Artificial intelligence has recently gained popularity across different medical fields to aid in the detection of diseases based on pathology samples or medical imaging findings. Brain magnetic resonance imaging (MRI) is a key assessment tool for patients with temporal lobe epilepsy (TLE). The role of machine learning and artificial intelligence to increase detection of brain abnormalities in TLE remains inconclusive.

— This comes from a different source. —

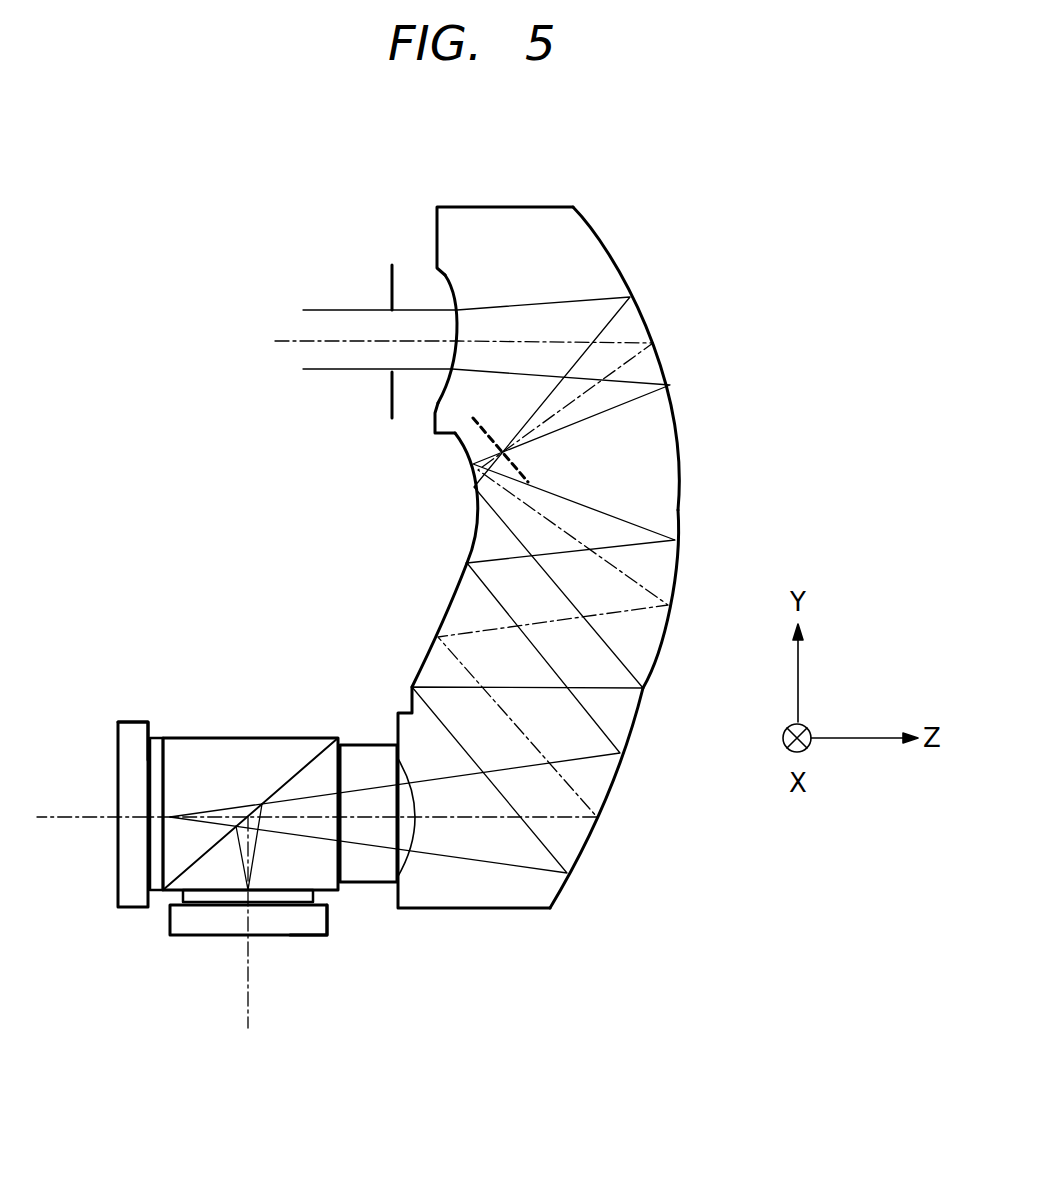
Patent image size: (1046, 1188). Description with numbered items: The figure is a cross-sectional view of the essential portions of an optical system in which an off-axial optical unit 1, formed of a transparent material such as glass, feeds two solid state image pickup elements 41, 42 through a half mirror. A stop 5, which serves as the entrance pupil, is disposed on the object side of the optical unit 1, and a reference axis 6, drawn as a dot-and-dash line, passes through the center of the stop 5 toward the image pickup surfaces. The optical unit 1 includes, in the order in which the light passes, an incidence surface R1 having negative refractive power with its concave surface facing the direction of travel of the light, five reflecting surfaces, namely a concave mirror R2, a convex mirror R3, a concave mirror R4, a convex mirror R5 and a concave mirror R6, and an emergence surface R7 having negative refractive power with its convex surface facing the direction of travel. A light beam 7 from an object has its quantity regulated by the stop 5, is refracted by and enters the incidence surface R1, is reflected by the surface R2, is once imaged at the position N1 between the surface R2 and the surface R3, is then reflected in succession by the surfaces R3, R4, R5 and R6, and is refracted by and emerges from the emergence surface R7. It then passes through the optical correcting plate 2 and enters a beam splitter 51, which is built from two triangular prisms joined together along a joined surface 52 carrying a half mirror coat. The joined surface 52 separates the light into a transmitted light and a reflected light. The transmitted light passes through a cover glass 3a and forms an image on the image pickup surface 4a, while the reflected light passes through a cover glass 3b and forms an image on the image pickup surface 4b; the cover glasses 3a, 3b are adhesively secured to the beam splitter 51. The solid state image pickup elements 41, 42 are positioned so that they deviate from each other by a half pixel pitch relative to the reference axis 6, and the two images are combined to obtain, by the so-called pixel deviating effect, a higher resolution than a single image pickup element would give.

We used support vector machine (SV) and deep learning (DL) models based on region of interest (ROI-based) structural (n = 336) and diffusion (n = 863) brain MRI data from patients with TLE with (“lesional”) and without (“non-lesional”) radiographic features suggestive of underlying hippocampal sclerosis from the multinational (multi-center) ENIGMA-Epilepsy consortium. Our data showed that models to identify TLE performed better or similar (68–75%) compared to models to lateralize the side of TLE (56–73%, except structural-based) based on diffusion data with the opposite pattern seen for structural data (67–75% to diagnose vs. 83% to lateralize). In other aspects, structural and diffusion-based models showed similar classification accuracies. Our classification models for patients with hippocampal sclerosis were more accurate (68–76%) than models that stratified non-lesional patients (53–62%). Overall, SV and DL models performed similarly with several instances in which SV mildly outperformed DL. We discuss the relative performance of these models with ROI-level data and the implications for future applications of machine learning and artificial intelligence in epilepsy care.